Le rapport sur Benghazi met une fois de plus Clinton sur la sellette

Une commission du Congrès américain dominée par les républicains a publié mardi son rapport sur l’attaque de la mission américaine à Benghazi en 2012, accusant Hillary Clinton, alors secrétaire d’État, d’avoir minimisé la menace extrémiste en Libye.

En 800 pages, ce rapport revient sur la nuit du 11 septembre 2012, lorsque des assaillants extrémistes avaient attaqué en Libye l’enceinte diplomatique américaine à Benghazi et l’annexe de la CIA située à proximité, tuant l’ambassadeur Chris Stevens et trois autres Américains.

Mais après deux ans d’enquête et sept millions de dollars d’argent public déboursés, aucune révélation fracassante susceptible de porter un coup fatal à la campagne d’Hillary Clinton pour la présidentielle de novembre ne semblait s’être glissée dans l’épais dossier.

« Je laisserai le soin à d’autres de commenter ce rapport, mais il me semble assez clair qu’il est désormais temps de tourner la page », a réagi la candidate démocrate, que cette histoire empoisonne depuis des années. Elle avait défendu ses décisions devant cette commission au cours d’une audition marathon de 11 heures en octobre 2015.

Le rapport renforce toutefois la thèse que l’administration américaine a été trop lente à mesurer la montée du danger pesant sur ses diplomates en Libye. Et qu’elle a été trop rapide à attribuer les faits à une poussée de colère isolée, au lieu de reconnaître qu’il s’agissait d’une attaque terroriste.

De quoi envenimer encore une campagne présidentielle déjà virulente, d’autant que son opposant républicain dans la course à la Maison-Blanche Donald Trump se fait un plaisir à exploiter l’affaire, l’accusant notamment récemment d’avoir laissé mourir l’ambassadeur pendant qu’elle « dormait profondément ».
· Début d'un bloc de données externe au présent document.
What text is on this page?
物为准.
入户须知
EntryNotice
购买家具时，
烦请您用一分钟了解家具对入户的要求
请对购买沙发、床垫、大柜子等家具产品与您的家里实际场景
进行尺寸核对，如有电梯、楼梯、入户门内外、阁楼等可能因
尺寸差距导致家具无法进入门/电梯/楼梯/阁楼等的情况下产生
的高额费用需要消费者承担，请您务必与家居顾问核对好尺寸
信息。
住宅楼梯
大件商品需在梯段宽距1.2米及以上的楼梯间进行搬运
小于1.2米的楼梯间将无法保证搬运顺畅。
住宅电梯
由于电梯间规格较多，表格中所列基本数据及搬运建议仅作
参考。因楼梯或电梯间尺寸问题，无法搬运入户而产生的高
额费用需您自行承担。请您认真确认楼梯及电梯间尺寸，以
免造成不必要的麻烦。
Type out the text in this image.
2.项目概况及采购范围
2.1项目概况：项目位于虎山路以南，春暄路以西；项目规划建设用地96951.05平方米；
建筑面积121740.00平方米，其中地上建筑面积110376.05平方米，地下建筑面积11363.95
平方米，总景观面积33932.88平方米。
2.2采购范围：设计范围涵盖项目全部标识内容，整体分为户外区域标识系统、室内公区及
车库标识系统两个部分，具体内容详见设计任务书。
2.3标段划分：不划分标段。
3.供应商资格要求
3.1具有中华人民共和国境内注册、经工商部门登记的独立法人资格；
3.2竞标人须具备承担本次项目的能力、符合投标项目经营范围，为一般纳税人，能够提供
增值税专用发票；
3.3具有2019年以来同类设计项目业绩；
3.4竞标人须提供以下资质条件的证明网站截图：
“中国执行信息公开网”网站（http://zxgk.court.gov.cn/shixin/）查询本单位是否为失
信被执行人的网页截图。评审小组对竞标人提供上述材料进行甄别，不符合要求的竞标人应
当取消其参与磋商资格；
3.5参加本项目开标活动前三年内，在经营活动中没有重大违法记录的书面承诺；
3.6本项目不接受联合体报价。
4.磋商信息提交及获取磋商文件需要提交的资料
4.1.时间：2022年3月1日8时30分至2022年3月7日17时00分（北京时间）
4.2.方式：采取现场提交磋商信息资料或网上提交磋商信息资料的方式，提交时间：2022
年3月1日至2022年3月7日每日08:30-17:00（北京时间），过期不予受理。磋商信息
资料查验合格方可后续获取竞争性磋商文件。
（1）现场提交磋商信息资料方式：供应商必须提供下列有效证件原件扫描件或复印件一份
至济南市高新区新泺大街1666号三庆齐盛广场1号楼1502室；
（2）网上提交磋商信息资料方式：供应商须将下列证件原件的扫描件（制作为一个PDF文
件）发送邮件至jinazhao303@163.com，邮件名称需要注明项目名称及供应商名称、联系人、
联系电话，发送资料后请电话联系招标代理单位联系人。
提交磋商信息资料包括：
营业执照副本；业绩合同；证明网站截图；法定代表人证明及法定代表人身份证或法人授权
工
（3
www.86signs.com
Le président de la commission d’enquête, le républicain Trey Gowdy, a défendu la valeur d’un travail fondé sur « plus de 100 auditions, dont 80 de témoins qu’aucune autre commission parlementaire n’avait interrogés, et des dizaines de milliers de pages de documents ».

Pour un autre membre républicain de la commission, Mike Pompeo, l’affaire est claire : « Nous attendons de notre gouvernement qu’il fasse tout ce qui est possible pour préserver la vie des Américains qui se mettent en danger [pour servir le pays]. Ce n’est pas ce qui s’est passé ».

« La politique a primé sur la vie d’Américains », a-t-il asséné.

Considérations politiques

Le rapport ne met pas en évidence de retard dans l’opération de sauvetage du personnel pris au piège dans la mission diplomatique. Mais il souligne des points montrant que des considérations politiques ont pu jouer dans la communication de l’administration sur les événements, alors que le président Barack Obama était engagé dans une difficile bataille électorale contre le républicain Mitt Romney.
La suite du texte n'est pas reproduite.